Updated at 12:05 a.m. Eastern time
CBS News has confirmed that U.S. warplanes made airstrikes yesterday on suspected al Qaeda positions in Yemen.
Officials say the strikes were requested by the government of Yemen and were intended to head off terrorist attacks in that country. The targets might have included the U.S. Embassy. Yemeni officials say at least 34 militants were killed.
Witnesses, however, put the number killed at over 60 and said the dead were mostly civilians, including women and children, The New York Times reported in its online editions late Friday. They denied the target was an al Qaeda stronghold, and one provincial official said only 10 militant suspects died.

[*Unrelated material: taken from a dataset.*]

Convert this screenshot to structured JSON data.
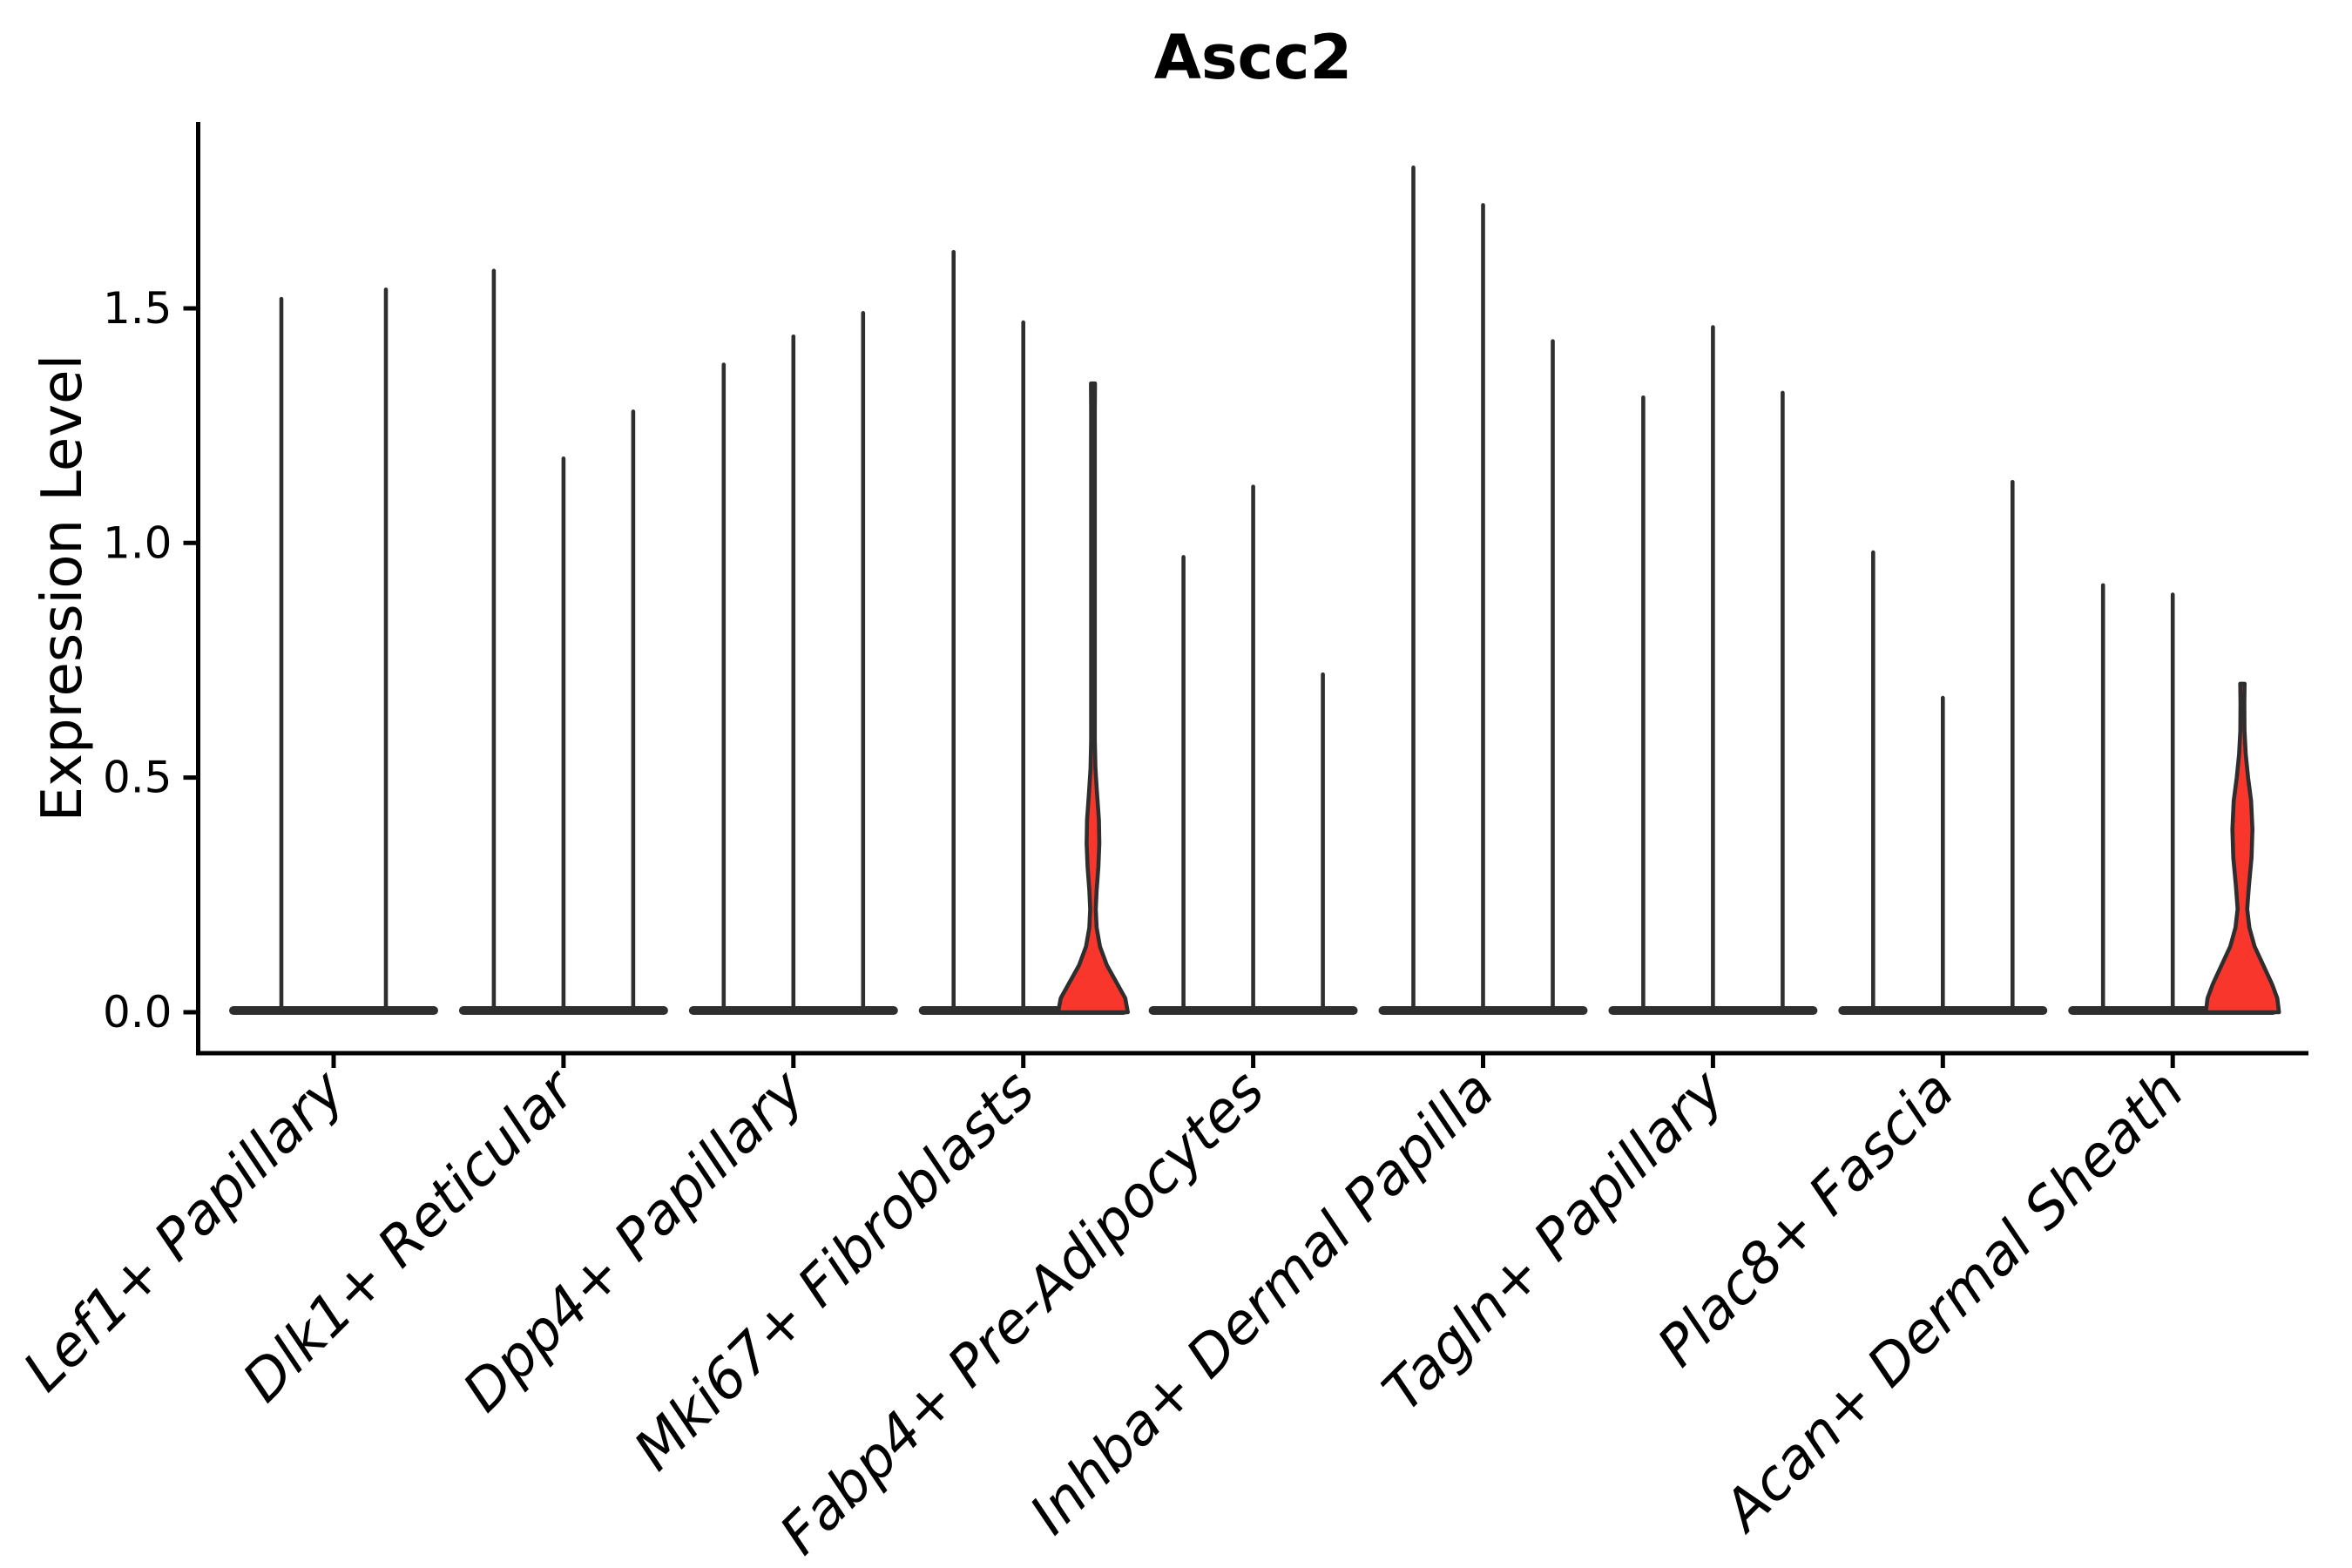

The United States has repeatedly called on Yemen to take stronger action against al Qaeda, whose fighters have increasingly found refuge here in the past year. Worries over the growing presence are compounded by fears that Yemen could collapse into turmoil from its multiple conflicts and increasing poverty and become another Afghanistan, giving the militants even freer rein.
Part of al Qaeda's strategy has been to move the terrorist groups' Arab militant fighters out of the Afghanistan-Pakistan region to Yemen.
It was reported last week that the man in charge of that relocation was likely killed in a U.S. drone attack in northwest Pakistan.
Reports of the likely death of Saleh al-Somali, a Somali-born key al Qaeda operational planner, in a U.S. drone strike in northwestern Pakistan Tuesday prompted at least one knowledgeable Arab diplomat in the country to describe him as "a lynchpin in al Qaeda's well-considered new strategy."
According to the diplomat who spoke to CBS News on condition of anonymity, al-Somali's responsibilities included plotting al Qaeda's attacks and plans beyond the Afghanistan-Pakistan region.
"Since the summer of 2008, I believe he was involved with planning to shift some of al Qaeda's Arab fighters to Yemen" - the conservative state in the Arabian peninsula alongside Saudi Arabia's southern border, where al Qaeda has pushed an increasingly violent insurgency in the past year.
The diplomat said that between one-quarter to one-third of al Qaeda's units in the Afghanistan-Pakistan region are now led by non-Arabs, in a transition from "100 percent of these units which were once led by Arabs."
He said militants from the central Asian former Soviet republic of Uzbekistan and Afghanistan were now either "holding permanent or temporary charge of these units," as some of al Qaeda's most hardened fighters head out of the region for Yemen, which he described as "their new frontier."